Sure, But What Did It Sound Like?

Springsteen Proves His Relevance Again


by Eddie Rivera

These are strange days in the music business. Angry rap/metal bands score huge successes and incite fires at Woodstock. Teen popsters like Britney Spears rack up the hits. And don't get me started on the boy toy bands.

So where does the music of Bruce Springsteen and the E Street Band fit into this world? When last he visited these parts, he was backed by a group of strangers. There were empty seats in the Sports Arena, and hearing the hits played by the new band rang hollow with many fans. As one of those, I was tempted to write off the Springsteen phenomenon as "been there, done that" some years ago.

But what has made him appealing over the years still rings true. Taking the stage at Staples Center October 17, he looked up at the luxury boxes and scoffed. "They're called 'sky boxes,' not 'middle of the room boxes,'" he said. "Move them up and out of the way. " It's difficult to imagine The Eagles, for example, remarking on the luxury boxes, except as yet another commercial endorsement of their success. But Springsteen is among the few who would find the presence of luxury boxes insulting to the "everyman" nature of rock and roll. Frankly, rock and roll is no longer "us and them," it's "us and Nike," and people seem to like it that way. Rock and roll is corporately sponsored, and long gone are the days when that would be criticized. So when multimillionaire Springsteen denigrates the boxes, it is the idea that he would criticize at all that's remarkable. There are millionaires and there are millionaires. Some ask for more money, some ask you to contribute to the L.A. Regional Food Bank.

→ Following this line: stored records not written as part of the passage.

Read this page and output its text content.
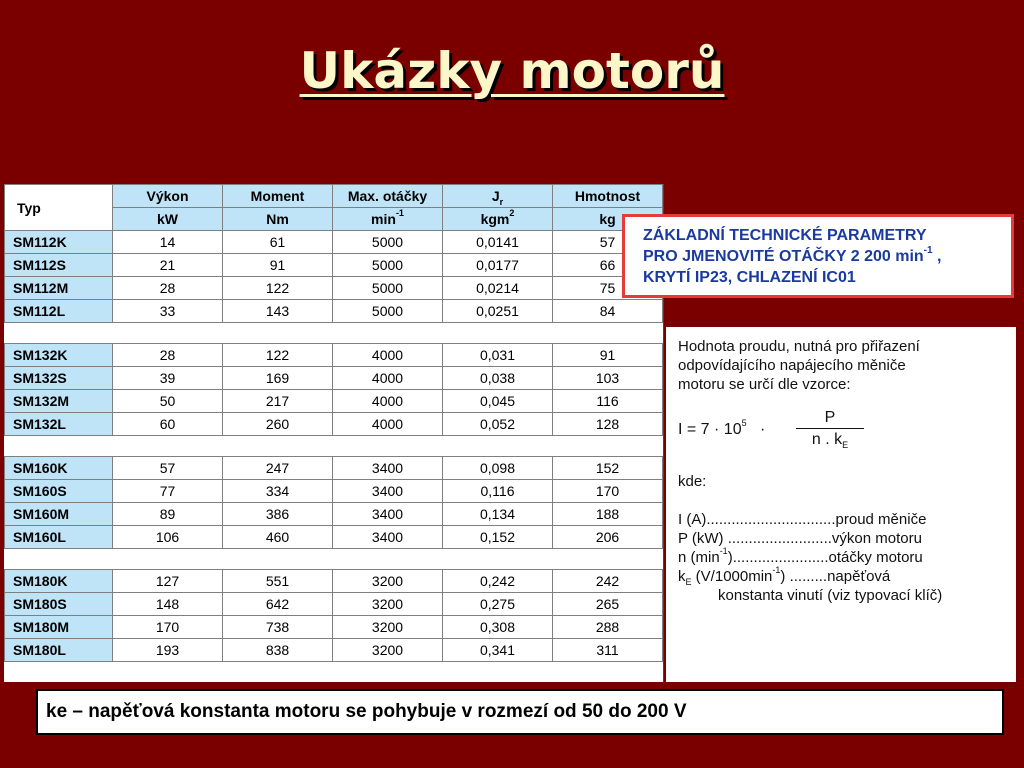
Ukázky motorů
Typ	Výkon	Moment	Max. otáčky	$J_r$	Hmotnost
	kW	Nm	$\min^{-1}$	kgm$^2$	kg
SM112K	14	61	5000	0,0141	57
SM112S	21	91	5000	0,0177	66
SM112M	28	122	5000	0,0214	75
SM112L	33	143	5000	0,0251	84

SM132K	28	122	4000	0,031	91
SM132S	39	169	4000	0,038	103
SM132M	50	217	4000	0,045	116
SM132L	60	260	4000	0,052	128

SM160K	57	247	3400	0,098	152
SM160S	77	334	3400	0,116	170
SM160M	89	386	3400	0,134	188
SM160L	106	460	3400	0,152	206

SM180K	127	551	3200	0,242	242
SM180S	148	642	3200	0,275	265
SM180M	170	738	3200	0,308	288
SM180L	193	838	3200	0,341	311
ZÁKLADNÍ TECHNICKÉ PARAMETRY
PRO JMENOVITÉ OTÁČKY 2 200 $\min^{-1}$ ,
KRYTÍ IP23, CHLAZENÍ IC01

Hodnota proudu, nutná pro přiřazení

odpovídajícího napájecího měniče

motoru se určí dle vzorce:

$I = 7 \cdot 10^5 \cdot \frac{P}{n . k_E}$

kde:

I (A)...............................proud měniče

P (kW) .........................výkon motoru

n $(\min^{-1}).......................otáčky$ motoru

$k_E$ $(V/1000\min^{-1})$ .........napěťová

konstanta vinutí (viz typovací klíč)

ke – napěťová konstanta motoru se pohybuje v rozmezí od 50 do 200 V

That said,let's talk about Bruce Springsteen and the E Street band circa the so-called millennium. The long-awaited reunion tour brought back memories of mid-’80s Springsteen mania. Opening with "My Love Will Not Let You Down," from his 1998 Tracks collection, the band was high-powered and serious about laying down the message: "We're not going anywhere." Most of the E Street band members are late 40s, early 50s, and yet they rocked with an impressive physical energy, particularly drummer Max Weinberg. Springsteen himself looked fit and strong, as the band performed a three-hour show with two encores and no intermission. The Staples Center sound was clear and dense with plenty of room for the band's vocals, though Bruce's guitar flourishes were sometimes lost in the thick wall of sound, particularly on "Working on the Highway." The return of Miami Steve Van Zandt gave the band an additional sonic layer to work with.

Springsteen chose generously from his entire catalog, from Born to Run's "Backstreets" and "Tenth Avenue Freezeout" to a revved-up version of "The Ghost of Tom Joad." Unlike previous shows, there were no long, dramatic stories to illustrate the songs. Indeed the band roared through the first three songs without stopping before Springsteen spoke to the audience. Aided by huge video screens (We don't criticize those anymore either) and a TelePrompTer, Springsteen was the rock and roll evangelist, lecturing us from his Fender pulpit, tongue firmly in cheek.

Springsteen kept his sense of history alive but refused to be trapped by it. He resurrected "Born in the USA" as an acoustic blues dirge, and offered a new sax/harmonica-based introduction to the River. Yet he also offered "Thunder Road," true to the original, complete with the audience singing the second verse: "Show a little faith/There's magic in the night/You ain't a beauty/But hey, you're all right." There were few true surprises in the opening night show, though in later shows Springsteen added little such performed favorites as "Where the Bands Are" (never previously on a tour set list), "Jungleland," "Trapped" and "Hungry Heart." It should be noted that until the house lights came on for "Born to Run," very few of the luxury box patrons stood, while the lower section of the arena remained on its feet for most of the show.

As Sunday night headed towards Monday, Springsteen stood out of the lights, accompanying guitarists Nils Lofgren and Little Steven Van Zandt, singer Patti Scialfa and sax man Clarence Clemons while each sang a verse of his "Should I Fall Behind," a paean to friendship. It was a simple and effective dramatic idea, elegantly presented.

But for this reviewer, it was the enduring "Bobby Jean" that hit home. Visions of old pals and a 1985 spent working in New Jersey swirled when Springsteen sang: "Maybe you'll be out there on that road somewhere/some bus or train traveling along/In a motel room, there'll be a radio playing and you'll hear me sing this song/If you do, you'll know I'm thinking of you and all the miles in between/And I'm just calling one last time/Not to change your mind/ But just to say I miss you baby/Good luck goodbye Bobby Jean."

Hey, I'm only human. And so is Springsteen. As he exited the stage, he reminded fans to donate to the food bank in the lobby. "And you guys in the luxury boxes give a million. Good night."